“晨少爷不必着急。我也不过是看不过去随便说说。我这个人心直口快,不像某些人深藏不露,看上去是个谦谦君子,实际上不过是只狡猾的狐狸而已。哎呦!这俊熙到底是怎么回事呀,我这姑母一走,他可真的是放了羊了。得了,晨少爷慢慢坐着等大管家的茶吧,我得自己去瞧瞧我那位表弟去了。”王承睿连讽带刺的一边说一边走了。
卢俊晨一个人端坐在太师椅上,许久没动。一双眼睛深沉而没有焦距,不怒不喜,谁也猜不透他心里想的到底是什么。
王承睿在卢家是熟门熟路了,从小在这里长大,又仗着姑母的疼爱,在这里更是比在家里还自在。出了正房院往后拐,穿过一条甬道又过了一个穿堂,再往做一拐有一个小小的院落,白墙黑瓦,门口的影壁上绘着春风晓日图,院门口上的雕梁中间有个小小的匾额,上面黑底泥金三个端正的大字:旭日斋。
此处正是卢俊熙和柳雪涛居住的院子,王承睿在门口稍微一停,恰好遇见里面出来的一个丫头,于是一把拉住问道:“哎,你们大少爷呢?”
“大少爷刚起来,在梳洗呢。”小丫头被王承睿抓住了手腕,一时红了脸,用力挣脱了转身跑开。
王承睿嘴角一挑,邪魅的笑了笑伸手一掀长袍抬腿进了院门,并张口大声嚷道:“俊熙!俊熙?这都什么时辰了你还在屋里腻歪?”
卢俊熙刚好屋里洗脸,听见外边王承睿的声音不由得皱起了眉头,转身从碧莲手中拿过手巾一边擦脸一边说道:“这个表兄怎么就这么冒冒失失的闯进来了?前面那些人都干什么去了?林谦之真是老不堪用了,居然准许外男进内宅!”

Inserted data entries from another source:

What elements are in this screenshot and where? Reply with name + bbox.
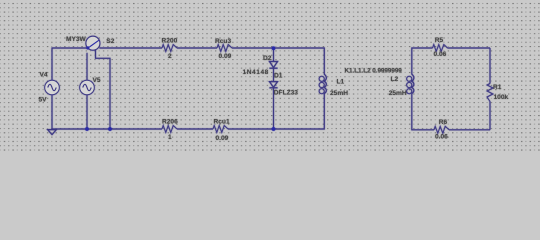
svg-text:DFLZ33: DFLZ33	[274, 89, 299, 96]
diode D2 (1N4148)	[243, 55, 278, 76]
wire top rail (switch right terminal to R200)	[99, 47, 162, 49]
switch S2 (model MY3W)	[66, 36, 115, 50]
svg-text:0.09: 0.09	[216, 135, 229, 142]
wire switch control - staircase down to bottom rail	[96, 50, 111, 129]
wire top rail (Rcu3 to node D2, to L1 top)	[232, 48, 324, 75]
wire V5 top (switch control + to V5)	[86, 53, 88, 81]
resistor R1 value 100k	[487, 84, 509, 102]
wire top rail (R200 to Rcu3)	[177, 47, 217, 49]
voltage source V4 (sine source, 5V)	[39, 72, 60, 104]
wire right loop top (L2 top to R5 to R1 top)	[412, 48, 433, 75]
inductor L2 25mH	[389, 74, 414, 97]
wire diode branch (node to D2, D2-D1, D1 to bottom node)	[273, 49, 275, 62]
wire bottom rail (ground to R206)	[52, 128, 162, 130]
svg-text:R206: R206	[162, 119, 178, 126]
resistor Rcu3 value 0.09	[215, 38, 232, 60]
voltage source V5 (sine source)	[80, 77, 101, 95]
wire right loop bottom (R6)	[449, 129, 490, 131]
svg-text:1N4148: 1N4148	[243, 69, 269, 76]
wire bottom rail (R206 to Rcu1)	[177, 128, 213, 130]
ground	[48, 130, 57, 135]
svg-text:Rcu3: Rcu3	[215, 38, 231, 45]
wire top rail left (V4 top to switch S2 left terminal)	[52, 48, 87, 81]
svg-text:MY3W: MY3W	[66, 36, 87, 43]
node: bottom junction at switch staircase	[108, 127, 112, 131]
resistor R200 value 2	[162, 38, 178, 60]
resistor R206 value 1	[162, 119, 178, 142]
wire left rail (V4 bottom to ground/bottom rail)	[51, 95, 53, 130]
wire right loop right side (R1 leads)	[489, 48, 491, 84]
svg-text:D2: D2	[263, 55, 272, 62]
svg-text:V4: V4	[40, 72, 48, 79]
svg-text:L1: L1	[337, 79, 345, 86]
resistor Rcu1 value 0.09	[213, 119, 230, 142]
svg-text:0.06: 0.06	[434, 51, 447, 58]
svg-text:R6: R6	[439, 119, 448, 126]
inductor L1 25mH	[319, 74, 348, 97]
resistor R6 value 0.06	[434, 119, 449, 140]
wire bottom rail (Rcu1 to diode node to L1 bottom)	[228, 94, 324, 129]
wire V5 bottom to bottom rail	[86, 95, 88, 130]
diode D1 (DFLZ33 zener)	[269, 73, 298, 97]
node: bottom junction at V5	[85, 127, 89, 131]
svg-text:V5: V5	[93, 77, 101, 84]
svg-text:5V: 5V	[39, 97, 48, 104]
svg-text:25mH: 25mH	[389, 90, 407, 97]
node: top junction at D2 branch	[272, 46, 276, 50]
svg-text:R5: R5	[435, 37, 444, 44]
svg-text:1: 1	[168, 134, 172, 141]
svg-text:R200: R200	[162, 38, 178, 45]
svg-text:K1.L1.L2 0.9999999: K1.L1.L2 0.9999999	[345, 67, 403, 74]
svg-text:2: 2	[168, 53, 172, 60]
svg-text:Rcu1: Rcu1	[214, 119, 230, 126]
svg-text:25mH: 25mH	[330, 90, 348, 97]
node: bottom junction at diode branch	[272, 127, 276, 131]
svg-text:S2: S2	[106, 38, 114, 45]
svg-text:0.06: 0.06	[435, 134, 448, 141]
svg-text:100k: 100k	[494, 94, 509, 101]
svg-text:R1: R1	[493, 84, 502, 91]
svg-text:L2: L2	[391, 76, 399, 83]
resistor R5 value 0.06	[433, 37, 448, 58]
svg-text:0.09: 0.09	[219, 53, 232, 60]
svg-text:D1: D1	[274, 73, 283, 80]
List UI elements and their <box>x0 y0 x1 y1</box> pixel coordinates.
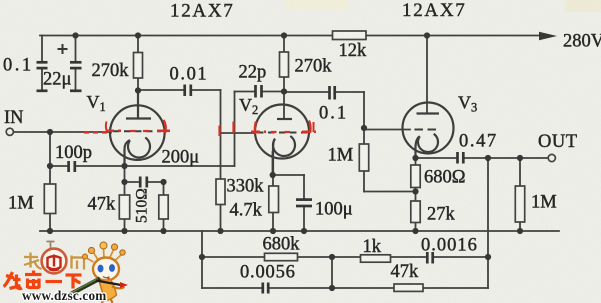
svg-text:www.dzsc.com: www.dzsc.com <box>22 288 106 303</box>
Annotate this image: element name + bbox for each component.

柳雪涛正坐在梳妆台前,紫燕给她梳头,她自己用手指捻了玉簪粉轻轻地拍在脸上,听了卢俊熙的话后,淡淡的说道:“恐怕不是林谦之老了,是他越发的精明了,心思也活泛了。遇到事情知道躲起来了。”
卢俊熙叹了口气,摇头道:“这个家,真是……”
“俊熙!”王承睿已经进了屋门,见外间屋里只有两个丫头在收拾椅子坐垫,整理茶具,便对着卧室门帘子笑道:“莫不是我来的太早了,扰了你们夫妇的好梦?”
“表兄又胡说八道!”卢俊熙从卧室里出来,脸色虽然有些苍白,但因昨晚睡得很好,整个人看上去精神了很多。他出了卧室的门后,立刻放下了门帘,不高兴的看着王承睿问道,“一大早晨的跑这里来寻人,有什么要紧的大事不成?”
王承睿见卢俊熙恼了,便低声一笑,凑近了卢俊熙的脸上左看右看,把声音压得极低,在他耳边问了一句:“撑不住了吧?”
卢俊熙登时红了脸,哼了一声往门外走去。
卢俊熙急匆匆的出门,王承睿赶忙跟上,拉住卢俊熙的衣袖,笑得十分浪荡,他左右看看丫头们都忙着进屋去伺候她们少奶奶,便趴在卢俊熙的耳边又追问了一句:“感觉怎么样?”
“什么怎么样?”卢俊熙皱眉。他当然明白这个万花丛中过的表兄是什么意思,可他这会儿正郁闷着呢。昨晚虽然回来的有些晚了,柳雪涛这女人已经睡下,没有理会自己,这也没什么。可今天早晨为什么她还是那么别扭,说啥也不肯俯就自己一下呢?
卢俊熙想想,为了讨好这个新妻子,他已经放低了身段了。可是这女人……还是会在关键时刻把自己这个丈夫推开,而且每次推开的时候根本就不是那种传说中的欲迎还拒,而是真真切切的厌恶。
难道自己就真的这么让人讨厌?
哼!她在不让碰,大不了自己以后都不进她的门了!然后,母亲满一年孝期的时候先把碧莲收了房,然后……再把芳菲也接回来。反正家里漂亮的丫头有的是,她们一个个儿都巴不得和自己好呢,又不是她柳雪涛一个女人。反正只要不办什么仪式,就不算孝中娶亲,倒是这女人,三年之内若是肚子没有动静,恐怕岳父大人也不能说什么了吧?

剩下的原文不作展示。